Others praised a meeting that Treasury Secretary Steven Mnuchin and Director of the National Economic Council Gary Cohn held Tuesday with leaders from trade associations representing tech and telecom interests to discuss tax reform.
“I think today’s tax meeting surprised a lot of the people in the room by the granularity with which the administration spoke and the confidence they have in getting tax reform done, and getting it done this year,” one industry source familiar with the meeting told The Hill on Tuesday.
“It became very clear that they have done several listening sessions and know where businesses stand on tax reform.”
TechNet’s president and CEO Linda Moore, who attended the meeting, described the White House as having a “receptive ear” to tech issues like tax reform and digital trade. She told The Hill on Friday that her organization was hopeful that “the White House’s tech week will translate into meaningful, pro-innovation action.”

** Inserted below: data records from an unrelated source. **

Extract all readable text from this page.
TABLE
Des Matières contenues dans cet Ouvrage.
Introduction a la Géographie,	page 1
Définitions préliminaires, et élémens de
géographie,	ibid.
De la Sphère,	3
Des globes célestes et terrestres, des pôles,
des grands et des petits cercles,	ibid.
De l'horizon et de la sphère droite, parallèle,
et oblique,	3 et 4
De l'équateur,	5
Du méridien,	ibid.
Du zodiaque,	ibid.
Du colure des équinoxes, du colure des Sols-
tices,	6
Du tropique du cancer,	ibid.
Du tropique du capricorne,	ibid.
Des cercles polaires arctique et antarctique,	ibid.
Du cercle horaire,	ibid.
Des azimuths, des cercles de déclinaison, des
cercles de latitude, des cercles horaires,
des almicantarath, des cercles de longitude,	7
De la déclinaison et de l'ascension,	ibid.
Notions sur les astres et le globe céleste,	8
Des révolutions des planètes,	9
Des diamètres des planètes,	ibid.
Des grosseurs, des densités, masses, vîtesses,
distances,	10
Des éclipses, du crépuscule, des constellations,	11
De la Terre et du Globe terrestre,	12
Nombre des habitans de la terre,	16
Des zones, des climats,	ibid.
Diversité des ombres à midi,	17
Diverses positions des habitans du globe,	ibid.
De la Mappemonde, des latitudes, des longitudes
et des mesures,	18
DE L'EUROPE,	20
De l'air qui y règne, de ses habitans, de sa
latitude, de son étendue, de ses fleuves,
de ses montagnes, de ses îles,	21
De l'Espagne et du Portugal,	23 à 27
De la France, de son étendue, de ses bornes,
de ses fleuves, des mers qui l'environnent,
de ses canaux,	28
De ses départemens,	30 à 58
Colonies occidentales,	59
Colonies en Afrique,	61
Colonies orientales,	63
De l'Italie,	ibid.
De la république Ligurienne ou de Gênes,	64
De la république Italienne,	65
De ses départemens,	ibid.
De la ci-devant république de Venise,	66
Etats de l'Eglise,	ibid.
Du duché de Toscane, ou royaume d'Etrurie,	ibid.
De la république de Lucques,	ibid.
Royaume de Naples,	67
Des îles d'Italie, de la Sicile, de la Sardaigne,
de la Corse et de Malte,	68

Some tech leaders showered Trump with praise directly during a meeting in the East Room of the White House on Thursday thta focused on drones, the so-called “Internet of Things,” wireless broadband infrastructure and entrepreneurship financing.
T-Mobile COO Mike Sievert thanked Trump for “the administration’s open mindedness to the regulatory environment.” General Electric CEO Jeff Immelt also thanked the president and his team with their help closing a $575 million locomotive deal in Egypt.
The CEO of the drone startup PrecisionHawk told Trump he had been doing a “great job.” In a session with reporters after the meeting, executives of other drone companies in the meeting continued to laud the administration’s seeming willingness to heed their calls for deregulation.
Companies do have an interest in maintaining a friendly rapport with the president. Amazon, Intel and Palantir, all of which attended Monday’s meeting, have contracts with the federal government.
AT&T and other wireless company’s rollout of 5G can be helped or hindered by changes in government regulations, something that the telecom company told Trump during a product demonstration in the meeting. Drone companies are also reliant on the Federal Aviation Administration’s policies.
Despite the seemingly positive interactions, core points of division remain between the White House and Silicon Valley.
Tech leaders were furious with Trump’s decision early this month to withdraw the U.S. from the Paris climate agreement. The administration is also still fighting a legal battle to institute a ban on foreign nationals entering the U.S. from seven predominantly Muslim countries and the administration rolled back transgender bathroom protections, both of which tech has opposed.
The Tech Workers Coalition, a budding Silicon Valley labor group, chastised tech executives for continuing to work with Trump during events this tech week despite his commitment to these position.
The group noted that while CEOs in Silicon Valley might see value in speaking with the administration on issues like tax repatriation a more business-friendly regulations, many tech workers voices would still be left out.
“When these executives continue to work with Trump, they collaborate with an administration that puts down workers, threatens immigrant families, denies our right to universal healthcare, opposes fair wages across job titles, and supports an agenda of perpetual white supremacy,” the coalition wrote in a post after news broke of the executives planned meeting with Trump.
“This is a reminder of the stark difference between how these CEOs see the interests of their companies, and how we see our interests as tech workers.”